Unsurprisingly , the 12 self-limiting conditions formed a much larger proportion of the nurse practitioner s caseload. Of the total practice workload for these 12 conditions, 20 per cent were prescription requests, suggesting that a reasonable proportion of patients are not necessarily seeking clinical advice, but simply access to medicines.
During the same period, to treat the same illnesses, 5,419 sales were recorded for over-the-counter products in the eight study pharmacies. Two-fifths of these sales were made after the patient presented to pharmacy staff with symptoms, rather than demanding named products.
Among those consulting for one of the 12 conditions during the baseline period, children under 16 comprised 55 per cent of patients, while patients aged over 45 made up only 11 per cent of the caseload (see table 2).
Of the 12 study conditions, cough, sore throat and hay fever presentations accounted for 60 per cent of actual GP consultations, while head lice, hay fever and thrush accounted for more than 84 per cent of prescription requests. Consultations in the community pharmacies were more diverse, with the top three conditions out of 12 accounting for 43 per cent of pharmacy consultations (see table 3).
By the end of October 1999, 251 patients had used the scheme, representing 35 per cent of those eligible. Most of these (88 per cent) accessed the scheme by phoning the surgery and asking for a direct referral. Of those who insisted on seeing their GP , 31 per cent were subsequently prescribed antibiotics or other non formulary medicines, which suggests that these patients did need to see the GP . But the rest could have seen a pharmacist, suggesting that a much larger shift from GPs to community pharmacy is possible.
GPs are pleased with the early results of the scheme and patients are also responding positively to it. Patients who saw the GP through the open ccess route no longer have lengthy waits, and those who phone for routine appointments or prescription requests no longer have the extra burden of visiting the surgery and go straight to the pharmacy .

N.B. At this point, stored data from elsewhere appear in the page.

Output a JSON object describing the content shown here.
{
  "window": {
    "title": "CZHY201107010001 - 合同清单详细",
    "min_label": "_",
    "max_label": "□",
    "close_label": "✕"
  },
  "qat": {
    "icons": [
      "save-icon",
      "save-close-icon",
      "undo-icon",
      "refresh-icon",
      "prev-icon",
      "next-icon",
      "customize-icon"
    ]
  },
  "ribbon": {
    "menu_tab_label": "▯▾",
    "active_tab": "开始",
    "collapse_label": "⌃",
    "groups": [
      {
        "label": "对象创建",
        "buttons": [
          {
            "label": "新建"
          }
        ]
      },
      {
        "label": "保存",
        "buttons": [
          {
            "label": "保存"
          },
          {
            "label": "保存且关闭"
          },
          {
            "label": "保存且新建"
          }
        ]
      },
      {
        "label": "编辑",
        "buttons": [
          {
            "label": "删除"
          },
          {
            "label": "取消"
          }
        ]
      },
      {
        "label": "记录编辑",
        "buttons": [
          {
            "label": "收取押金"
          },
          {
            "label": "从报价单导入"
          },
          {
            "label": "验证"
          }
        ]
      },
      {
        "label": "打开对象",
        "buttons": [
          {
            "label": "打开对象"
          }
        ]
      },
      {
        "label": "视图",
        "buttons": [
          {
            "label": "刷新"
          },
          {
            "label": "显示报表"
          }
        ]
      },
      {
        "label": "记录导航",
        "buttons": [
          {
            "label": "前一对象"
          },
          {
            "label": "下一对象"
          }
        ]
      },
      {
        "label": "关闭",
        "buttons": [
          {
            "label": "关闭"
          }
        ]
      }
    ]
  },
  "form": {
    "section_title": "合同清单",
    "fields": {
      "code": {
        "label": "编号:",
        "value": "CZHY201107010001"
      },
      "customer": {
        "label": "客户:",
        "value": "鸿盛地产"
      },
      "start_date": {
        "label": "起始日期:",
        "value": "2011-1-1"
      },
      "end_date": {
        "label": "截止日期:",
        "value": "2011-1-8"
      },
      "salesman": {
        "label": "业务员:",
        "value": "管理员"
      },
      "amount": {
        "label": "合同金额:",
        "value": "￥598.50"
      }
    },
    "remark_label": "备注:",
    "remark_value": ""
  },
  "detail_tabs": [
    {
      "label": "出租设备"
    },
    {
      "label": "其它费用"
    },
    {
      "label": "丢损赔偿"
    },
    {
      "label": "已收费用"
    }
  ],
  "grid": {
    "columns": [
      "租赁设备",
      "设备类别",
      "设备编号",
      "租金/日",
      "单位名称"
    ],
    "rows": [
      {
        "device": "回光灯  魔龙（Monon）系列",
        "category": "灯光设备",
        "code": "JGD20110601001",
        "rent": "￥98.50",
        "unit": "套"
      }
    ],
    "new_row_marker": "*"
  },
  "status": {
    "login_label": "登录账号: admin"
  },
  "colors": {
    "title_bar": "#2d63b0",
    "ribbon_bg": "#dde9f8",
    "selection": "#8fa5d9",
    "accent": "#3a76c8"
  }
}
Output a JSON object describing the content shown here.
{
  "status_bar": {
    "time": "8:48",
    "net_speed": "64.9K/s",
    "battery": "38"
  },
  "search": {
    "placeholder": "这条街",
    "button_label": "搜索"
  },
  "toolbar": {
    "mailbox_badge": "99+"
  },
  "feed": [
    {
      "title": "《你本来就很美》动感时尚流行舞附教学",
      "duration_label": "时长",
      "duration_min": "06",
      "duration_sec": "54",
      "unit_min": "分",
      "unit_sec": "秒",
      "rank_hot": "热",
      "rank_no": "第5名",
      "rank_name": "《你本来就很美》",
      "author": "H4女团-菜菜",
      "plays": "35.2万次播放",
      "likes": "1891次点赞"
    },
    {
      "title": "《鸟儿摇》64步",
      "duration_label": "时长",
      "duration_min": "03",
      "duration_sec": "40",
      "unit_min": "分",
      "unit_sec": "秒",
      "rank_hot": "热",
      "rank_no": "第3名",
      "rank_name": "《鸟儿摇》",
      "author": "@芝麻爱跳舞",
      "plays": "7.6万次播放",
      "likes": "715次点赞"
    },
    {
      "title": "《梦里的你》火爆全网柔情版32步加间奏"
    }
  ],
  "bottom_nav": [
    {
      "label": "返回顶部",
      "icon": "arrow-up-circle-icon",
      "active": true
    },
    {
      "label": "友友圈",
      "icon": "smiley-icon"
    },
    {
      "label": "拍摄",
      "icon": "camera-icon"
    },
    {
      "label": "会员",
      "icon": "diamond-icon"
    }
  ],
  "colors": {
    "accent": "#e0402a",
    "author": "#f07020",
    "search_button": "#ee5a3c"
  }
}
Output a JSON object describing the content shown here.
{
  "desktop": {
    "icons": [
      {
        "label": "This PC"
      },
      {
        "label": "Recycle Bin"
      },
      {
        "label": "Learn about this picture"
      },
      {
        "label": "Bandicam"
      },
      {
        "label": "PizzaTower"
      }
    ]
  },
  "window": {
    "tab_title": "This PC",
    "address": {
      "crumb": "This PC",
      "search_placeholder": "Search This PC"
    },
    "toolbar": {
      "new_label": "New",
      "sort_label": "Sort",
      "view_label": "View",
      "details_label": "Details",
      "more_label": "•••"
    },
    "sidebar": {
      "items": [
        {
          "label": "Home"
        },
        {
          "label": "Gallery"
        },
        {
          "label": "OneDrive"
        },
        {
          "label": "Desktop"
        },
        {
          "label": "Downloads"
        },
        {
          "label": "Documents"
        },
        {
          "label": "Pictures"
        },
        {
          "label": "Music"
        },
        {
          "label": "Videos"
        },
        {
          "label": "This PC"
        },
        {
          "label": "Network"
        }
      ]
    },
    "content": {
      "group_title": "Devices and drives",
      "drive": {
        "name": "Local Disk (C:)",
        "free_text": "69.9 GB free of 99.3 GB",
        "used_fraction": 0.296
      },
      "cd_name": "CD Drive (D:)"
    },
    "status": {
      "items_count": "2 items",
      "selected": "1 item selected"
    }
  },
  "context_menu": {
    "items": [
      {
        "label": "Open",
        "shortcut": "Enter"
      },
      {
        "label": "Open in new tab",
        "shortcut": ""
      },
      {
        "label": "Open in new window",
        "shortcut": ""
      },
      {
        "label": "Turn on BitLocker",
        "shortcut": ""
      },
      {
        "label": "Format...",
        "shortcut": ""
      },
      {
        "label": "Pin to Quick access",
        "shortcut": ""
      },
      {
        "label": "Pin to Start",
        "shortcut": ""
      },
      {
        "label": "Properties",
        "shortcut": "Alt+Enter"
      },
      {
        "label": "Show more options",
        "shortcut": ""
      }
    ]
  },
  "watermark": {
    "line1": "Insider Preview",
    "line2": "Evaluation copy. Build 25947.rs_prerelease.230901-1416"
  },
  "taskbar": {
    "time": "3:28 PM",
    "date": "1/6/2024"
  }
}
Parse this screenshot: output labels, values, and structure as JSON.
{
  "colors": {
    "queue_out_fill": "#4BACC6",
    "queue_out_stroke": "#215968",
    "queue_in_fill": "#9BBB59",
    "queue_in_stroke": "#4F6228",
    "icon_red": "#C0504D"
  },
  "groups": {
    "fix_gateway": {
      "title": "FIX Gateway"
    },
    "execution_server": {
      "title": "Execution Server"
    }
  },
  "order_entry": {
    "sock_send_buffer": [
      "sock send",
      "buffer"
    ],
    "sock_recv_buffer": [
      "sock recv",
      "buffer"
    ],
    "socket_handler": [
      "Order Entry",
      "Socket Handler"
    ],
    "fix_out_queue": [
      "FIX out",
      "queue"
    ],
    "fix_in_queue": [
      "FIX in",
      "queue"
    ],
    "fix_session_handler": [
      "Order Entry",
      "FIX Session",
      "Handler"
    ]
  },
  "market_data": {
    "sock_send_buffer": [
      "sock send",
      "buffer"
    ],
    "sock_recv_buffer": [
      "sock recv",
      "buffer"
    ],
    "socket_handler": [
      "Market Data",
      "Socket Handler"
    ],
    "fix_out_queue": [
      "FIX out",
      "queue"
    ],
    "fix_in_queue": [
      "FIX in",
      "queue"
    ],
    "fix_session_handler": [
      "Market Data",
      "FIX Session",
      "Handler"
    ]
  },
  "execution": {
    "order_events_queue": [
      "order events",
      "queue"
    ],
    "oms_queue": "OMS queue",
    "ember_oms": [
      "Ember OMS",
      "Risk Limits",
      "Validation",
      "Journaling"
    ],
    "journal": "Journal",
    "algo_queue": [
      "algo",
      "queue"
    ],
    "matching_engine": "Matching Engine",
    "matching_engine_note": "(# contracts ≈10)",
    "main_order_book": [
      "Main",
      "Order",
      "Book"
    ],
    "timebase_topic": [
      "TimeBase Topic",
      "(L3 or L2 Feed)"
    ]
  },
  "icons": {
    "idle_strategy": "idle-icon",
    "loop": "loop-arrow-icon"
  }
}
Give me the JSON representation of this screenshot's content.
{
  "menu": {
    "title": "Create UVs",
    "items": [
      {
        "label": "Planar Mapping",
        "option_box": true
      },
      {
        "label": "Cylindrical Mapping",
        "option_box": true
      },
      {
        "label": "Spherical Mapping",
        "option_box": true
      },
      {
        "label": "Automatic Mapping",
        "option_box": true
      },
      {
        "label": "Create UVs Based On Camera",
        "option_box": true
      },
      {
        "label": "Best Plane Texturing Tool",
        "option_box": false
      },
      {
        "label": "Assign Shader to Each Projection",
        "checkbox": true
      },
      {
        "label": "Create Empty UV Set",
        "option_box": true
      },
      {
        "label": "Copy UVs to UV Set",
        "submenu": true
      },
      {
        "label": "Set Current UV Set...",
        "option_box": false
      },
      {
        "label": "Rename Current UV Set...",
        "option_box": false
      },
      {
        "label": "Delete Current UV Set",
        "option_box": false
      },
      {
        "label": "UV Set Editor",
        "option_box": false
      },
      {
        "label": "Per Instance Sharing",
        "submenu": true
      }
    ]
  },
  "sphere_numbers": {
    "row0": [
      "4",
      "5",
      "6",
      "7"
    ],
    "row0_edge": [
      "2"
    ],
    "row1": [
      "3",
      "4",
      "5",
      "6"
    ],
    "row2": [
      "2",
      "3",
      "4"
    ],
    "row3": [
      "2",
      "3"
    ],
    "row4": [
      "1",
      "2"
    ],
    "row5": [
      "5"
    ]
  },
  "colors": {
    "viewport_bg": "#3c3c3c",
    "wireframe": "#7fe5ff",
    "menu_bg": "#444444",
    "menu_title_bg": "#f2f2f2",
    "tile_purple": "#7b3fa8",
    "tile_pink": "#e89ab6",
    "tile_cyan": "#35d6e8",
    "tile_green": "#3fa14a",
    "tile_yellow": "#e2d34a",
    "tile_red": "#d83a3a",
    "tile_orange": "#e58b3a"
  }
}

Early results indicate that it is mothers with young children, consulting for head lice treatments, who make most use of the new scheme. Given the age of the patients for whom the consultation is requested and the type of prescription request, this is perhaps not too surprising.
The pilot scheme will run until the end of this month, when the HA will decide whether to continue with it. A cost-benefit analysis is planned and interviews will be conducted with all practitioners, in particular with the GPs, to discover how they make use of any freed time. A sample of patients will be interviewed about their use and views of the scheme.
This evaluation and dissemination of the findings will be vital if lessons are to be learned and further schemes of this sort are to be developed to suit different local circumstances. At the moment, this method of patient management, which builds on the available expertise of health practitioners, rather than establishing new systems of care, appears to offer exciting demand management opportunities.